Аут. Роман воспитания - Зотов Игорь Александрович. Страница 101

Мир не станет лучше, даже если ты завоюешь всю Африку и установишь здесь свои законы. А вот тебе не прожить без эфемерной идеи и попыток ее воплощения. Плевать на роскошь, комфорт, деньги, чихать на этих несчастных негров, больных и убогих, вряд ли доживающих и до сорока лет. Не плевать тебе, Веньямин, лишь на собственное эстетическое чувство, с которым угадал тебя бог родиться. Все остальное – неважно. А ты обречен кочевать с войны на войну, клеймить, заклинать, взывать всю свою жизнь. Чтобы не изменилось ровным счетом ничего.

Мои сокамерники сплошь были милейшими людьми – двое убийц, пятеро грабителей, остальные – воры. Им повезло, что они оказались на острове: обычно все такого рода преступления кончаются здесь самосудом родственников и друзей жертвы.

Я не ощутил в этой тюрьме ровным счетом никакой блатной романтики, о которой так много слышал в отношении тюрем русских. А теперь, когда я отсидел и в родной тюряге, и на родной зоне и мне есть с чем сравнивать, скажу – в Африке было много легче. Не вдаваясь в подробности сравнений, выделю главное: русскому человеку и преступнику, разумеется, тоже почти неведомо чувство достоинства, с которым рождается африканец. У русского оно не задавлено, не скрыто, не таится, его просто нет. А униженный, задавленный, нищий, битый африканец это чувство несет в себе всегда. Источник русской тюремной романтики именно в отсутствии достоинства, которое русский человек осознает крайне смутно, а романтизацией тюрьмы пытается его хоть отчасти восполнить.

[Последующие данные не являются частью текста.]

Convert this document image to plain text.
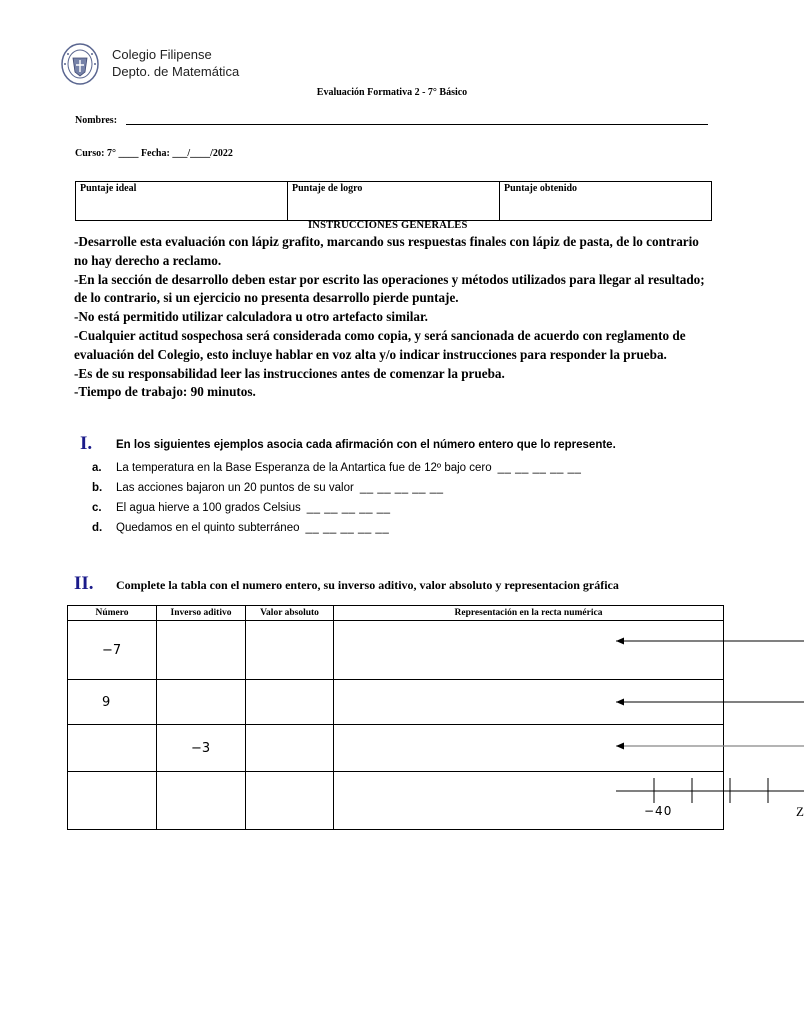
Colegio Filipense
Depto. de Matemática
Evaluación Formativa 2 - 7° Básico
Nombres:
Curso: 7° ____ Fecha: ___/____/2022
Puntaje ideal	Puntaje de logro	Puntaje obtenido
INSTRUCCIONES GENERALES

-Desarrolle esta evaluación con lápiz grafito, marcando sus respuestas finales con lápiz de pasta, de lo contrario no hay derecho a reclamo.

-En la sección de desarrollo deben estar por escrito las operaciones y métodos utilizados para llegar al resultado; de lo contrario, si un ejercicio no presenta desarrollo pierde puntaje.

-No está permitido utilizar calculadora u otro artefacto similar.

-Cualquier actitud sospechosa será considerada como copia, y será sancionada de acuerdo con reglamento de evaluación del Colegio, esto incluye hablar en voz alta y/o indicar instrucciones para responder la prueba.

-Es de su responsabilidad leer las instrucciones antes de comenzar la prueba.

-Tiempo de trabajo: 90 minutos.

I. En los siguientes ejemplos asocia cada afirmación con el número entero que lo represente.
a.	La temperatura en la Base Esperanza de la Antartica fue de 12º bajo cero __ __ __ __ __
b.	Las acciones bajaron un 20 puntos de su valor __ __ __ __ __
c.	El agua hierve a 100 grados Celsius __ __ __ __ __
d.	Quedamos en el quinto subterráneo __ __ __ __ __
II. Complete la tabla con el numero entero, su inverso aditivo, valor absoluto y representacion gráfica
Número	Inverso aditivo	Valor absoluto	Representación en la recta numérica
−7			
9			
	−3		

			−40 Z
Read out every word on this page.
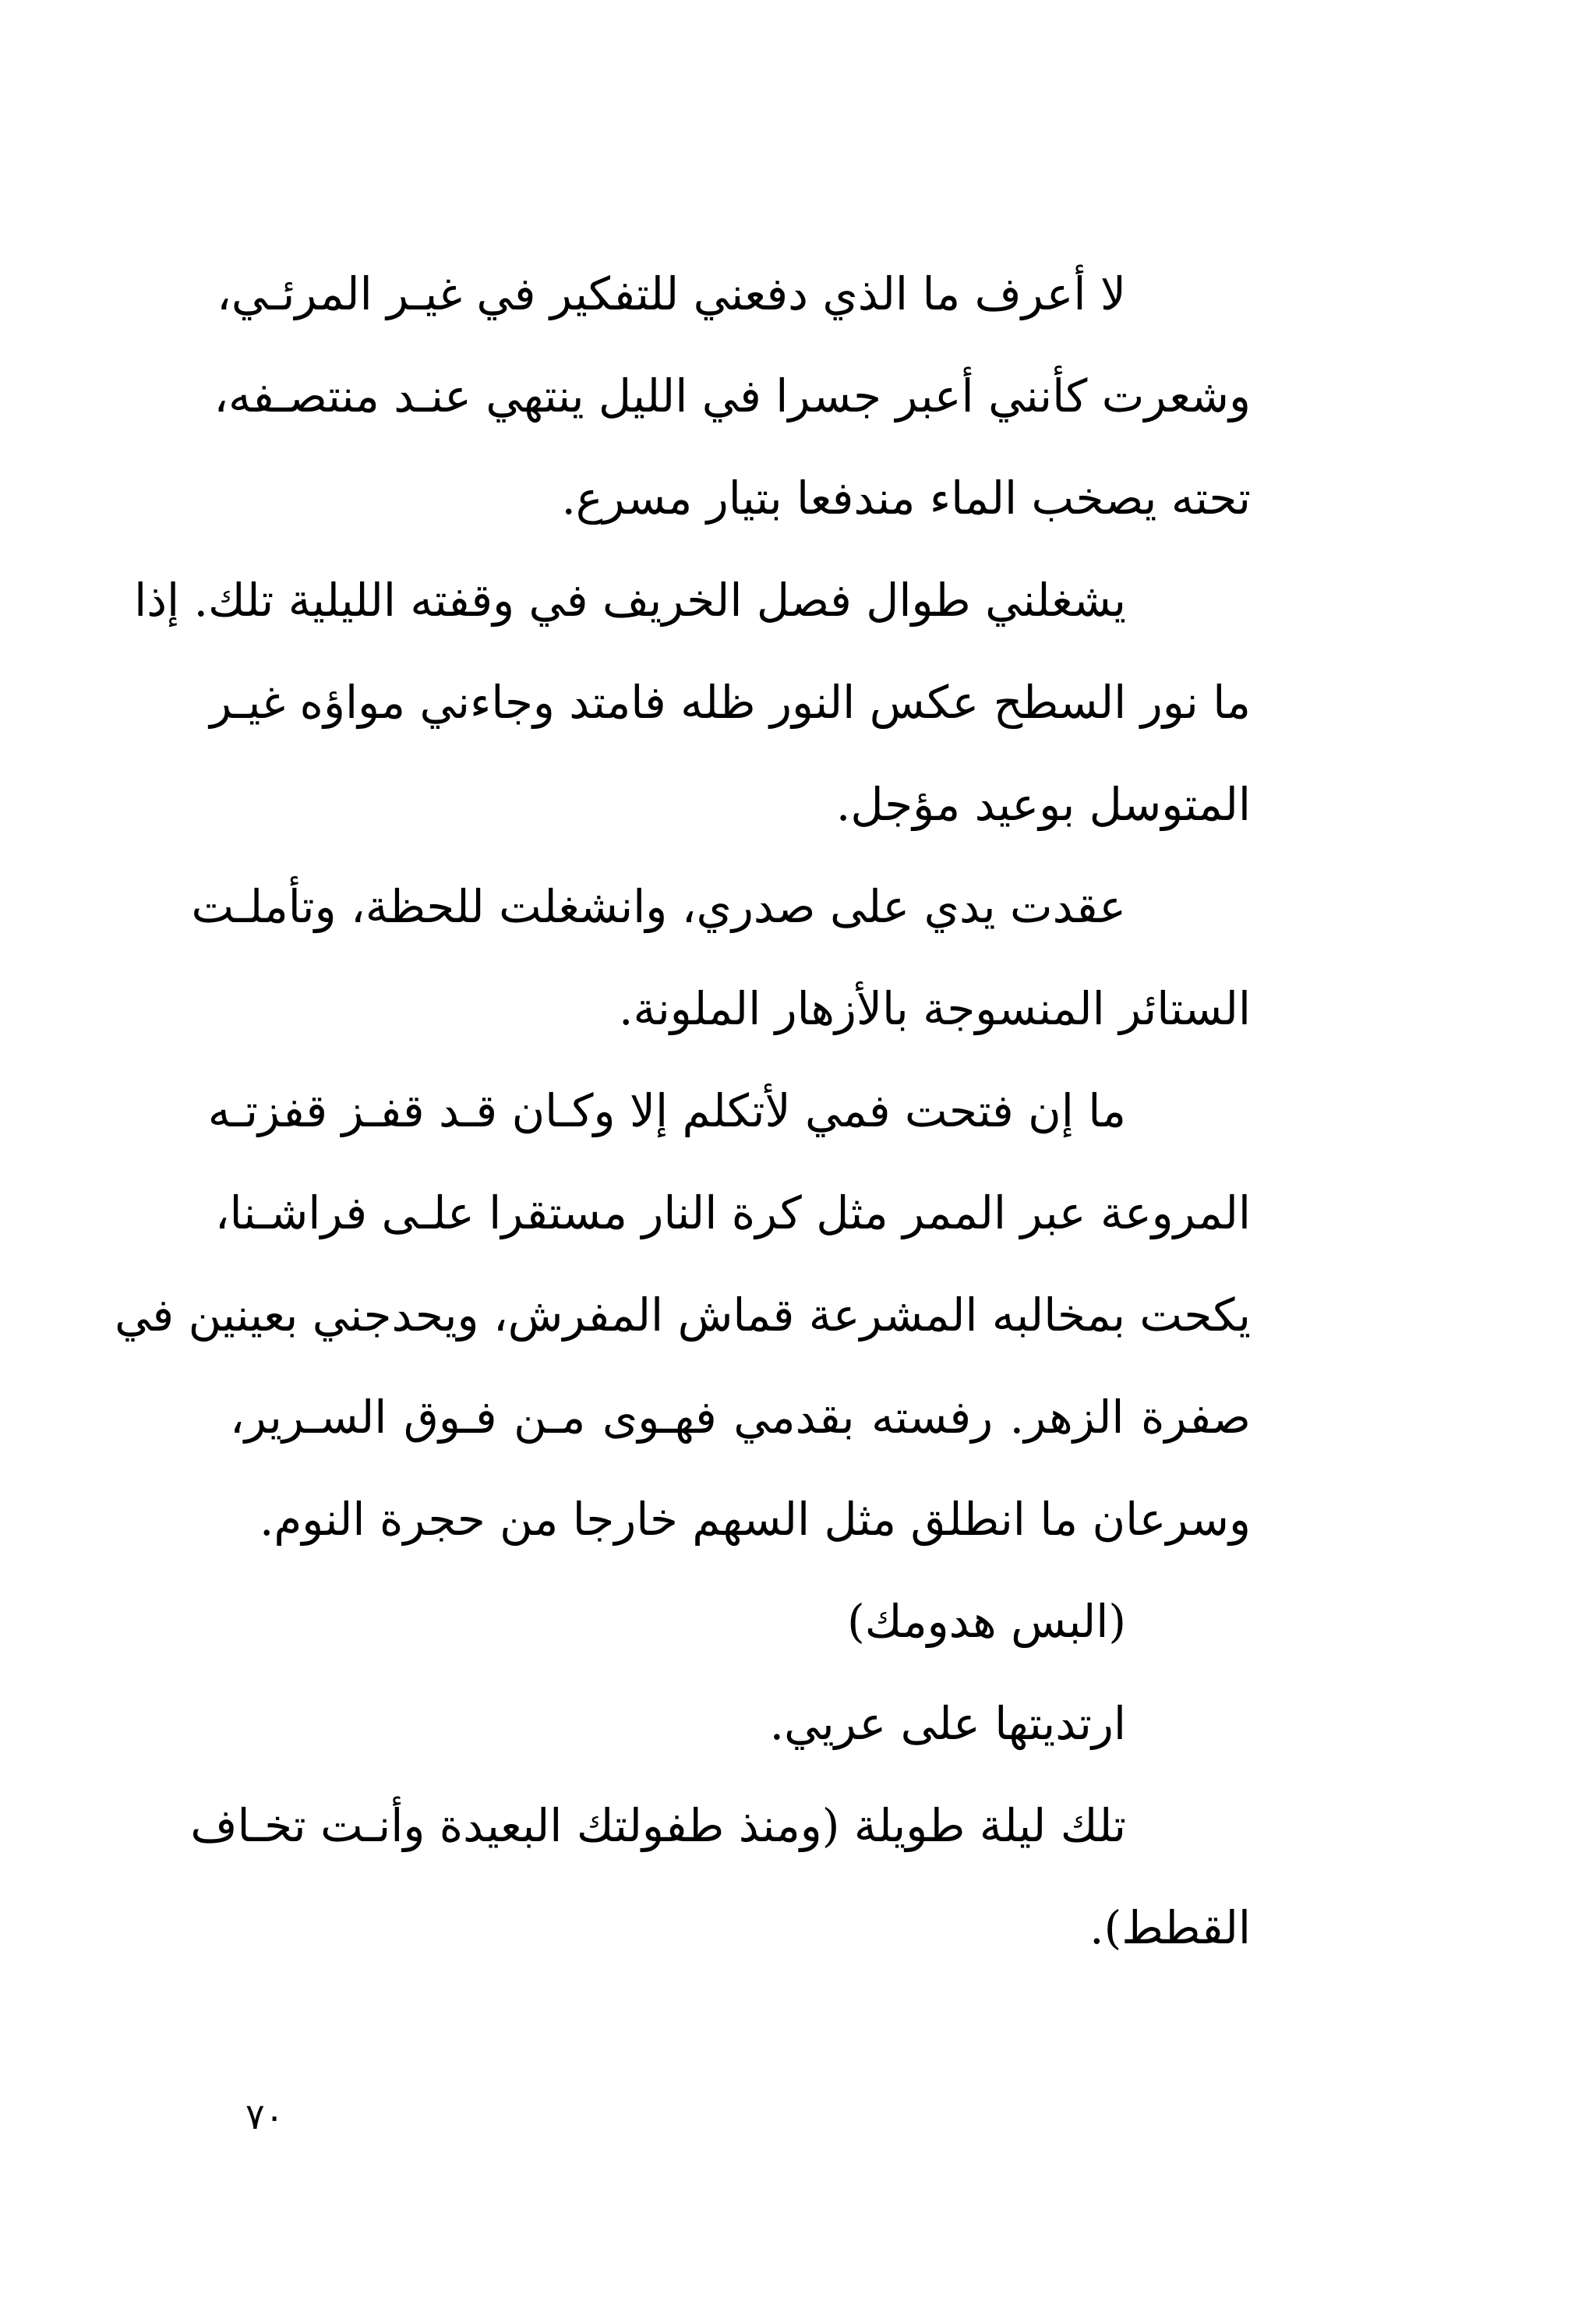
لا أعرف ما الذي دفعني للتفكير في غيـر المرئـي،
وشعرت كأنني أعبر جسرا في الليل ينتهي عنـد منتصـفه،
تحته يصخب الماء مندفعا بتيار مسرع.
يشغلني طوال فصل الخريف في وقفته الليلية تلك. إذا
ما نور السطح عكس النور ظله فامتد وجاءني مواؤه غيـر
المتوسل بوعيد مؤجل.
عقدت يدي على صدري، وانشغلت للحظة، وتأملـت
الستائر المنسوجة بالأزهار الملونة.
ما إن فتحت فمي لأتكلم إلا وكـان قـد قفـز قفزتـه
المروعة عبر الممر مثل كرة النار مستقرا علـى فراشـنا،
يكحت بمخالبه المشرعة قماش المفرش، ويحدجني بعينين في
صفرة الزهر. رفسته بقدمي فهـوى مـن فـوق السـرير،
وسرعان ما انطلق مثل السهم خارجا من حجرة النوم.
(البس هدومك)
ارتديتها على عريي.
تلك ليلة طويلة (ومنذ طفولتك البعيدة وأنـت تخـاف
القطط).
٧٠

Мне доставляло истинное наслаждение наблюдать, как тюремщики бьют Артуро. Это не имело ничего общего с садистским наслаждением от созерцания того, как истязают другого. Напротив, это была гордость. Я искренне гордился тем, как он всякий раз, без малейшей рисовки и надрыва, швырял надзирателю в лицо кашу со словами «Сам ешь это дерьмо!» Разумеется – карцер, побои, карцер, побои.

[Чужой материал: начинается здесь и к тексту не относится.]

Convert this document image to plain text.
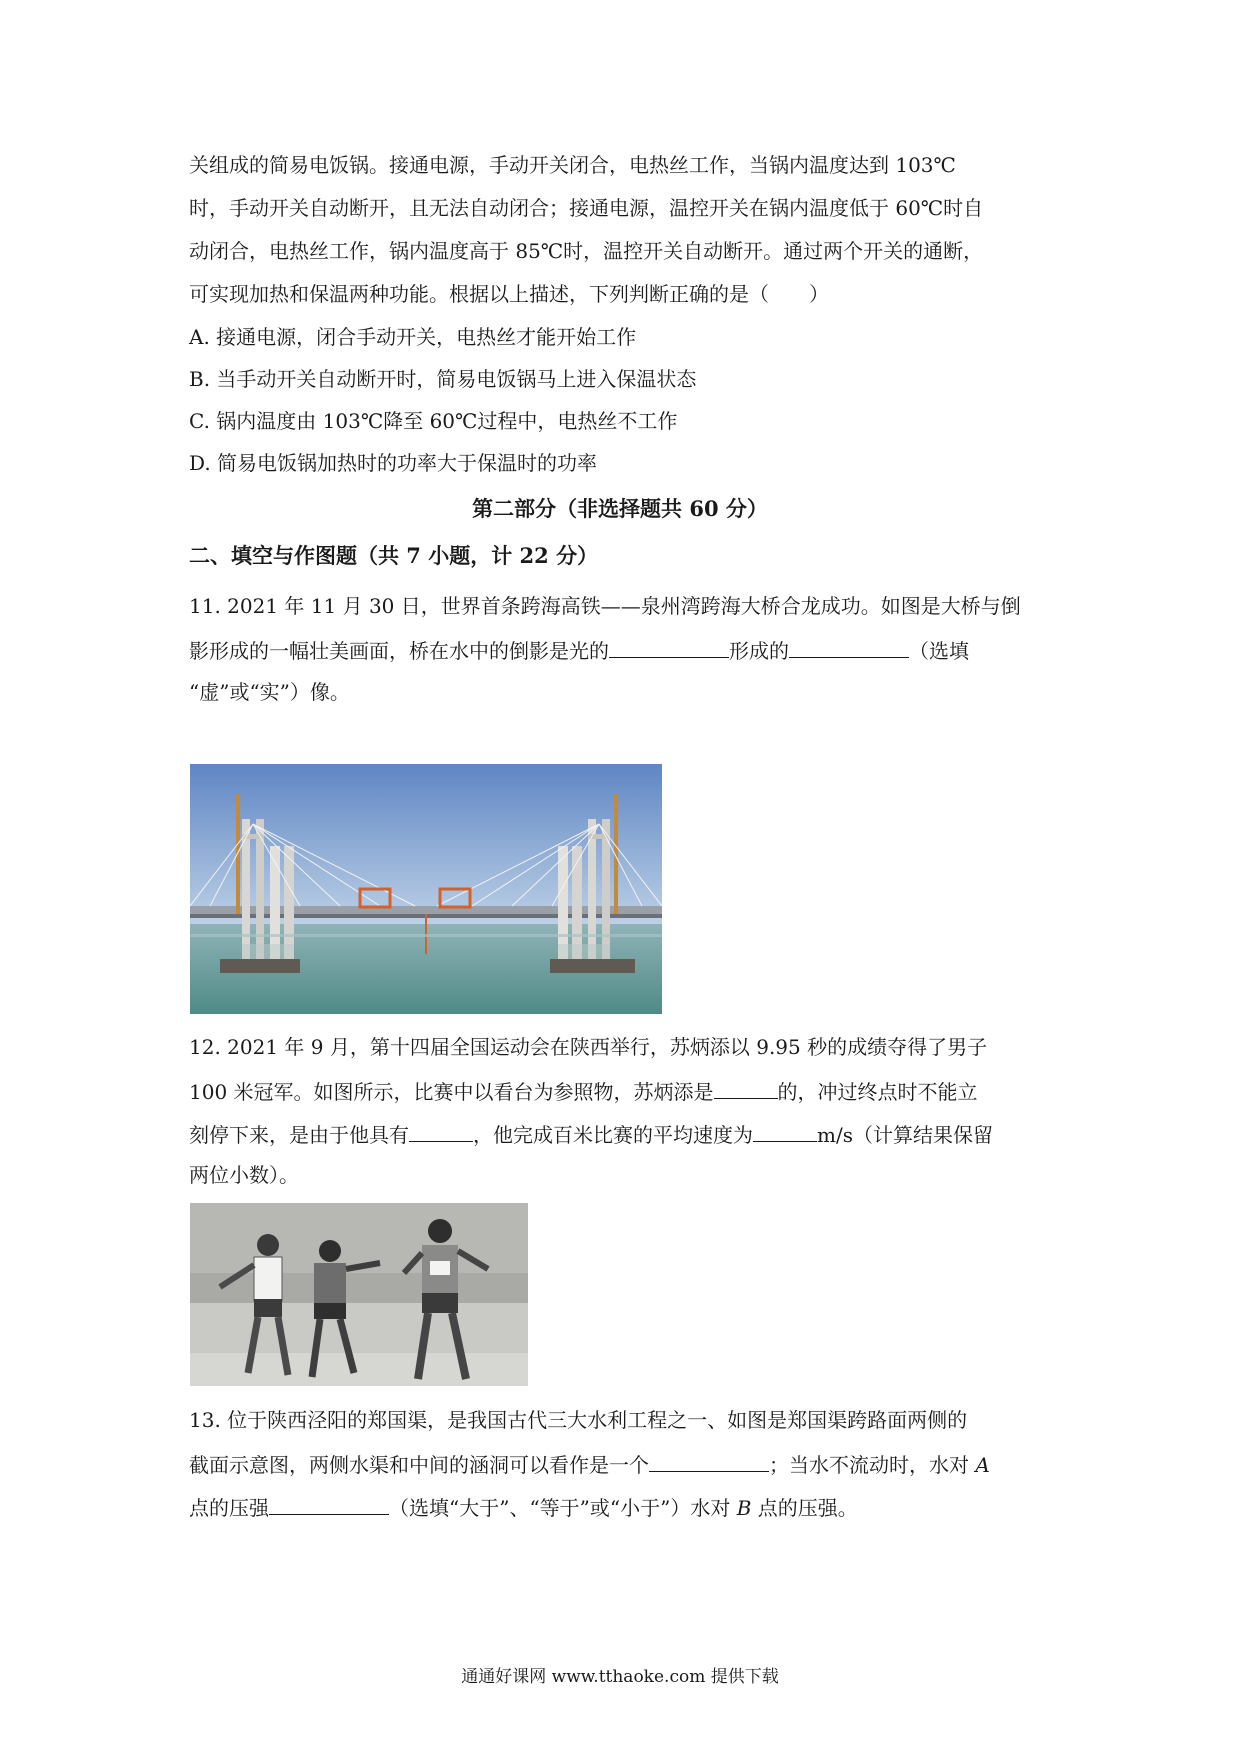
关组成的简易电饭锅。接通电源，手动开关闭合，电热丝工作，当锅内温度达到 103℃
时，手动开关自动断开，且无法自动闭合；接通电源，温控开关在锅内温度低于 60℃时自
动闭合，电热丝工作，锅内温度高于 85℃时，温控开关自动断开。通过两个开关的通断，
可实现加热和保温两种功能。根据以上描述，下列判断正确的是（　　）
A. 接通电源，闭合手动开关，电热丝才能开始工作
B. 当手动开关自动断开时，简易电饭锅马上进入保温状态
C. 锅内温度由 103℃降至 60℃过程中，电热丝不工作
D. 简易电饭锅加热时的功率大于保温时的功率
第二部分（非选择题共 60 分）
二、填空与作图题（共 7 小题，计 22 分）
11. 2021 年 11 月 30 日，世界首条跨海高铁——泉州湾跨海大桥合龙成功。如图是大桥与倒
影形成的一幅壮美画面，桥在水中的倒影是光的	形成的	（选填
“虚”或“实”）像。
12. 2021 年 9 月，第十四届全国运动会在陕西举行，苏炳添以 9.95 秒的成绩夺得了男子
100 米冠军。如图所示，比赛中以看台为参照物，苏炳添是	的，冲过终点时不能立
刻停下来，是由于他具有	，他完成百米比赛的平均速度为	m/s（计算结果保留
两位小数）。
13. 位于陕西泾阳的郑国渠，是我国古代三大水利工程之一、如图是郑国渠跨路面两侧的
截面示意图，两侧水渠和中间的涵洞可以看作是一个	；当水不流动时，水对 A
点的压强	（选填“大于”、“等于”或“小于”）水对 B 点的压强。
通通好课网 www.tthaoke.com 提供下载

Впрочем, пробыл я в островной тюрьме недолго.

Неделю следствие топталось на месте – я пребывал все тем же мистером Ninguem, и альбинос с механической настойчивостью задавал мне одни и те же вопросы.

Самое неприятное в этих допросах было то, что я боялся спросить у него про Марию – вдруг мой вопрос как-то навредит ей? С другой стороны, было странно, что и альбинос ни разу о ней не обмолвился. Ведь по сути она была единственным свидетелем. Правда, были еще советские летчики из гостиницы, но тех вряд ли бы кто-нибудь стал бы привлекать к этому делу.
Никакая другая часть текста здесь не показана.